New research reveals that spider toxin "electrocute" German cockroaches. However, spider toxins do nothing to American cockroaches.
Researchers said the latest findings suggest that naturally occurring insect toxins can be used to target specific pests without harming beneficial insects like bees.
"Most insecticides used today take a carpet-bombing approach, killing indiscriminately and sometimes even hurting humans and other animals," lead researcher Frank Bosmans, Ph.D., an assistant professor of physiology at the Johns Hopkins University School of Medicine, said in a news release. "The more specific a toxin's target, the less dangerous it is for everything else."

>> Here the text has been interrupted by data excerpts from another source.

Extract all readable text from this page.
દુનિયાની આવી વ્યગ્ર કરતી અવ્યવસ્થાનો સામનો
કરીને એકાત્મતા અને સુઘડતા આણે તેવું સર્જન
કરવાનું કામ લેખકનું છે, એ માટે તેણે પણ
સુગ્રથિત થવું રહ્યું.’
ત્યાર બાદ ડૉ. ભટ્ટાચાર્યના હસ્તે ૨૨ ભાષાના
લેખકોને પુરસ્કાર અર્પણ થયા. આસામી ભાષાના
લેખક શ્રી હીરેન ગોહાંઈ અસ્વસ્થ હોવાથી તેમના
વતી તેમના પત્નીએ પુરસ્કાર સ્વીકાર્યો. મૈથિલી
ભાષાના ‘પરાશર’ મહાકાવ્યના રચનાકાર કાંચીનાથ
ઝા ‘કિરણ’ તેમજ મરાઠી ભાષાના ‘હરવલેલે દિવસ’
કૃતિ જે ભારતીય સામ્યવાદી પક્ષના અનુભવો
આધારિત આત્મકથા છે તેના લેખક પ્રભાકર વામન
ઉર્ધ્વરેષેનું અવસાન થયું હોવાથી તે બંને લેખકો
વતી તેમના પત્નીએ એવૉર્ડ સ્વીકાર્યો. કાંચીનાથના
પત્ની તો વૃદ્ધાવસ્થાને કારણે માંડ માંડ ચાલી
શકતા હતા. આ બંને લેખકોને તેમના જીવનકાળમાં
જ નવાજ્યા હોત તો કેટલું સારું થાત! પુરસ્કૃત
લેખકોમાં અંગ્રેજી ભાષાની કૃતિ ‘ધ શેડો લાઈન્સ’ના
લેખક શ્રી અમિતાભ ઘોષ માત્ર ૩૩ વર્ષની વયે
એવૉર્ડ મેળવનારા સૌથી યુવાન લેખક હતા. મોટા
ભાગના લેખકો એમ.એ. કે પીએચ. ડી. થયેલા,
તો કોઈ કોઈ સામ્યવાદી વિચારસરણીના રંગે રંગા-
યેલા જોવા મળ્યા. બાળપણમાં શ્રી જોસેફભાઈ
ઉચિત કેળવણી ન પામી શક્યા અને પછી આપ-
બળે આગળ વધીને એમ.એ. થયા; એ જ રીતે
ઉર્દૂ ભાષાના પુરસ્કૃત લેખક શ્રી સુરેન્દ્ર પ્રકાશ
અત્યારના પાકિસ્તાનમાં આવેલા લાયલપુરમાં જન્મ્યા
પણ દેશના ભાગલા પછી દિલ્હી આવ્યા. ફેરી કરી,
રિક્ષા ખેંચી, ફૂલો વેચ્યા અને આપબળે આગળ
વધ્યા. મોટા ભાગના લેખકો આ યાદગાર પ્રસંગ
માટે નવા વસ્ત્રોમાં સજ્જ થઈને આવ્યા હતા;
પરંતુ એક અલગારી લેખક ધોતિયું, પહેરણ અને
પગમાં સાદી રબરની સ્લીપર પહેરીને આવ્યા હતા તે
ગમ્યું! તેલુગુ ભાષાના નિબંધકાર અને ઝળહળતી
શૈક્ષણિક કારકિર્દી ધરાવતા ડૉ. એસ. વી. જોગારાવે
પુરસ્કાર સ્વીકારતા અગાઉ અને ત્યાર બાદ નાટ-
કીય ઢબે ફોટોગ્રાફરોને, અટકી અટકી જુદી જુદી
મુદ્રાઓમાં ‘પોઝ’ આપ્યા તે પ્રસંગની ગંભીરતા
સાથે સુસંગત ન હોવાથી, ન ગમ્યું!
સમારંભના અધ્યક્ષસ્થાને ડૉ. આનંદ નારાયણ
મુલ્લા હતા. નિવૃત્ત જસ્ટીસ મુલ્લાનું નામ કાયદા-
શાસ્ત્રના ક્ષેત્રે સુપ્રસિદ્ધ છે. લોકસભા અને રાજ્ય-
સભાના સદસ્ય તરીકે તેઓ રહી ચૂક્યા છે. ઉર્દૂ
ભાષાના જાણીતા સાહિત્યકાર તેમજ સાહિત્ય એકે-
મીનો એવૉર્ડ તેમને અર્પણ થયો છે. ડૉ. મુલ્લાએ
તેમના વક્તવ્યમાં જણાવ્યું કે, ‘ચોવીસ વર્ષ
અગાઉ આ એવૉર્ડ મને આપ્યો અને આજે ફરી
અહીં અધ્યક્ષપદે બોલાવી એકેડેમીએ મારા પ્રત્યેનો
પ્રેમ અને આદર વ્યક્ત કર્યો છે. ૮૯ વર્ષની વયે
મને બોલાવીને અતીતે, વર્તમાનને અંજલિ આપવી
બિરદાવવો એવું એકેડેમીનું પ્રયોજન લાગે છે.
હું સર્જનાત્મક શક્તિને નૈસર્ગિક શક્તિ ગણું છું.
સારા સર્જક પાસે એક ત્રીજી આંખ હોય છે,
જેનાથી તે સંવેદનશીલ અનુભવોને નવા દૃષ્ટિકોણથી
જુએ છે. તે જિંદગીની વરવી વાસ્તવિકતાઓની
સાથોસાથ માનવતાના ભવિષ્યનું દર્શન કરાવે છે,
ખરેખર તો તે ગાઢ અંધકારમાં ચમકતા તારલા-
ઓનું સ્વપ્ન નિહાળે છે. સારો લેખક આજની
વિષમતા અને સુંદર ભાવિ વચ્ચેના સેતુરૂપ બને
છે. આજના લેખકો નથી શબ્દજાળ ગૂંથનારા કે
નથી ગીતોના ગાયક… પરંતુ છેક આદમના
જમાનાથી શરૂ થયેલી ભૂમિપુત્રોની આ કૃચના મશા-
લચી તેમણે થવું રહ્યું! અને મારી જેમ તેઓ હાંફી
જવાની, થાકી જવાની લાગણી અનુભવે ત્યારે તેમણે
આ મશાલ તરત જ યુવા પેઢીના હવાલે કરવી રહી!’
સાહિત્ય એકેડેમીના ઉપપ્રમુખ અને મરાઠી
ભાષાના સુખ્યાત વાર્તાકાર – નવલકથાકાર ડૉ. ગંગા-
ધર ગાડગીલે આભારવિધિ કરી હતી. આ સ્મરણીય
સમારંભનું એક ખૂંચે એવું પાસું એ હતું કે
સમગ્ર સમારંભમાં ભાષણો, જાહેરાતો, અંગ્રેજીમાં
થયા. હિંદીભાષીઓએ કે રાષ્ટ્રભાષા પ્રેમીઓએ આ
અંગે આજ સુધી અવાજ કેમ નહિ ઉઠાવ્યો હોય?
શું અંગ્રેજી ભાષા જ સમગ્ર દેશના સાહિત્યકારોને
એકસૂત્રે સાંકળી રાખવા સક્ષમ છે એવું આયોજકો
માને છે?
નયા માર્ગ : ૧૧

Scientists tested the effect of Dc1a on proteins from American and German cockroaches.
While the proteins reacted very weakly on American roaches, researchers found that it devastated German roaches.
After analyzing proteins called sodium channels, which are found in the outer region of nerve cells throughout the body, Bosmans and his team found that exposure to Dc1a led to a significantly increase in the channels' activity in German cockroaches.
"Sodium poured into the cells. In a bug, that would cause massive seizures, much like being electrocuted," says Bosmans. "Luckily, the toxin doesn't act on human sodium channels."